The so-called 'cow ham' from Entrepeñas is made in the Leonese town of Geras de Gordón, where thanks to the altitude and, therefore, the frequent frosts during the long winters, it is achieved the perfect balance between the lean part of the meat and the delicate marbling of fat. It also markets a Reserve version that, instead of having seven months of curing, remains drying for more than 12 months, and another more innovative beef D.O. certified kobe that stands out for its refined marbling and its extreme juiciness.

Cecina from Leon from Entrepeñas made with Kobe beef.

Cecina from Leon from Entrepeñas made with Kobe beef.

HAM

Sharpen your senses to find the ham with which to succeed this Christmas. With his eyes he checks the fat and the color, with the sense of smell (through the cove) let yourself be impregnated with its aroma, check the curing with the touch, enjoy the nuances of the piece with the taste... And with the ear? Well, pay attention to the recommendations of the experts, that the word of mouth is still the most effective when it comes to getting it right.

For example, in the last edition (2016) of the Spanish Food Award for Best Ham, in the Serrano category, the first place was won by the female aged Serrano ham from the ETG Jamón Serrano de Nico Jamones, S.L. "A quality product, healthy and affordable", this is how they refer to their serrano hams for "every day". The award-winning 100% Iberian acorn-fed pig was from Encinares del Sur, from the PDO Los Pedroches (in the north of Cordoba) .

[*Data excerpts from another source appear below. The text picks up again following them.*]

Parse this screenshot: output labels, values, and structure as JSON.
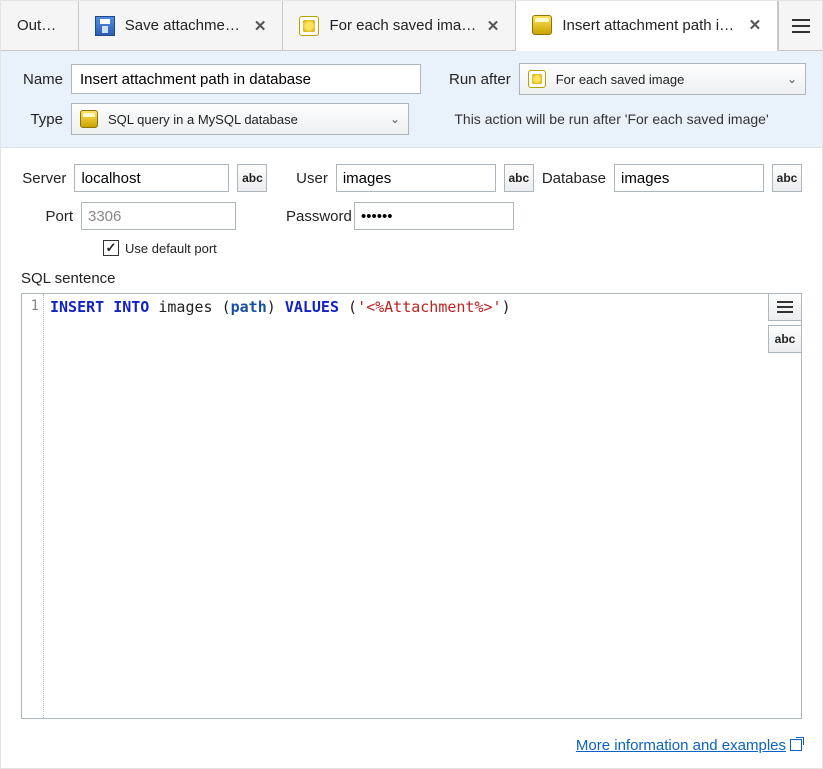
{
  "tabs": {
    "output": "Output",
    "save_attachments": "Save attachments",
    "foreach": "For each saved image",
    "insert": "Insert attachment path in d"
  },
  "header": {
    "name_label": "Name",
    "name_value": "Insert attachment path in database",
    "type_label": "Type",
    "type_value": "SQL query in a MySQL database",
    "run_after_label": "Run after",
    "run_after_value": "For each saved image",
    "hint": "This action will be run after 'For each saved image'"
  },
  "params": {
    "server_label": "Server",
    "server_value": "localhost",
    "user_label": "User",
    "user_value": "images",
    "database_label": "Database",
    "database_value": "images",
    "port_label": "Port",
    "port_value": "3306",
    "password_label": "Password",
    "password_value": "••••••",
    "use_default_port_label": "Use default port",
    "abc_label": "abc"
  },
  "sql": {
    "title": "SQL sentence",
    "line_no": "1",
    "kw_insert": "INSERT INTO",
    "tbl": " images ",
    "paren_open": "(",
    "col": "path",
    "paren_close_sp": ") ",
    "kw_values": "VALUES",
    "sp_paren": " (",
    "str": "'<%Attachment%>'",
    "end": ")"
  },
  "footer": {
    "link": "More information and examples"
  }
}
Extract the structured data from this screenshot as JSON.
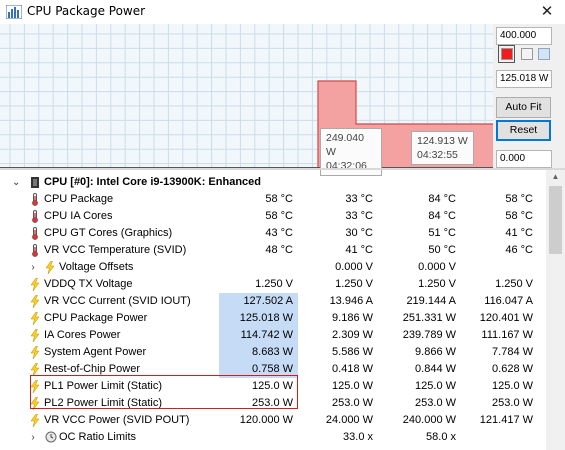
{
  "window": {
    "title": "CPU Package Power",
    "close_glyph": "✕"
  },
  "graph": {
    "tooltip1": {
      "value": "249.040 W",
      "time": "04:32:06"
    },
    "tooltip2": {
      "value": "124.913 W",
      "time": "04:32:55"
    },
    "colors": {
      "grid": "#c9dde9",
      "fill": "#f4a1a1",
      "line": "#d24a4a",
      "background": "#f2f7fb"
    }
  },
  "side_panel": {
    "max_value": "400.000",
    "current_value": "125.018 W",
    "min_value": "0.000",
    "autofit_label": "Auto Fit",
    "reset_label": "Reset"
  },
  "rows": [
    {
      "label": "CPU [#0]: Intel Core i9-13900K: Enhanced",
      "type": "group",
      "expander": "⌄"
    },
    {
      "label": "CPU Package",
      "icon": "thermometer-icon",
      "c1": "58 °C",
      "c2": "33 °C",
      "c3": "84 °C",
      "c4": "58 °C"
    },
    {
      "label": "CPU IA Cores",
      "icon": "thermometer-icon",
      "c1": "58 °C",
      "c2": "33 °C",
      "c3": "84 °C",
      "c4": "58 °C"
    },
    {
      "label": "CPU GT Cores (Graphics)",
      "icon": "thermometer-icon",
      "c1": "43 °C",
      "c2": "30 °C",
      "c3": "51 °C",
      "c4": "41 °C"
    },
    {
      "label": "VR VCC Temperature (SVID)",
      "icon": "thermometer-icon",
      "c1": "48 °C",
      "c2": "41 °C",
      "c3": "50 °C",
      "c4": "46 °C"
    },
    {
      "label": "Voltage Offsets",
      "icon": "lightning-icon",
      "expander": "›",
      "c1": "",
      "c2": "0.000 V",
      "c3": "0.000 V",
      "c4": ""
    },
    {
      "label": "VDDQ TX Voltage",
      "icon": "lightning-icon",
      "c1": "1.250 V",
      "c2": "1.250 V",
      "c3": "1.250 V",
      "c4": "1.250 V"
    },
    {
      "label": "VR VCC Current (SVID IOUT)",
      "icon": "lightning-icon",
      "c1": "127.502 A",
      "c2": "13.946 A",
      "c3": "219.144 A",
      "c4": "116.047 A",
      "highlight": true
    },
    {
      "label": "CPU Package Power",
      "icon": "lightning-icon",
      "c1": "125.018 W",
      "c2": "9.186 W",
      "c3": "251.331 W",
      "c4": "120.401 W",
      "highlight": true
    },
    {
      "label": "IA Cores Power",
      "icon": "lightning-icon",
      "c1": "114.742 W",
      "c2": "2.309 W",
      "c3": "239.789 W",
      "c4": "111.167 W",
      "highlight": true
    },
    {
      "label": "System Agent Power",
      "icon": "lightning-icon",
      "c1": "8.683 W",
      "c2": "5.586 W",
      "c3": "9.866 W",
      "c4": "7.784 W",
      "highlight": true
    },
    {
      "label": "Rest-of-Chip Power",
      "icon": "lightning-icon",
      "c1": "0.758 W",
      "c2": "0.418 W",
      "c3": "0.844 W",
      "c4": "0.628 W",
      "highlight": true
    },
    {
      "label": "PL1 Power Limit (Static)",
      "icon": "lightning-icon",
      "c1": "125.0 W",
      "c2": "125.0 W",
      "c3": "125.0 W",
      "c4": "125.0 W"
    },
    {
      "label": "PL2 Power Limit (Static)",
      "icon": "lightning-icon",
      "c1": "253.0 W",
      "c2": "253.0 W",
      "c3": "253.0 W",
      "c4": "253.0 W"
    },
    {
      "label": "VR VCC Power (SVID POUT)",
      "icon": "lightning-icon",
      "c1": "120.000 W",
      "c2": "24.000 W",
      "c3": "240.000 W",
      "c4": "121.417 W"
    },
    {
      "label": "OC Ratio Limits",
      "icon": "clock-icon",
      "expander": "›",
      "c1": "",
      "c2": "33.0 x",
      "c3": "58.0 x",
      "c4": ""
    }
  ]
}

The rest of the Denominations of Origin of Iberian Ham from Spain created by the Ministry of Agriculture are: PDO Guijuelo (why not a Joselito?, who rightly proclaim themselves "the best Ham in the world"), PDO Jabugo ham (the famous Cinco Jotas has been produced here since 1879) and PDO Dehesa of Extremadura (The Maldonado Albarragena ham boasts of being the first in the world with a DNA certificate: the Department of Molecular Genetics of the University of Córdoba has confirmed the racial purity of its animals).

The cut of the Iberian ham is almost as important as the quality of the piece.

The cut of the Iberian ham is almost as important as the quality of the piece.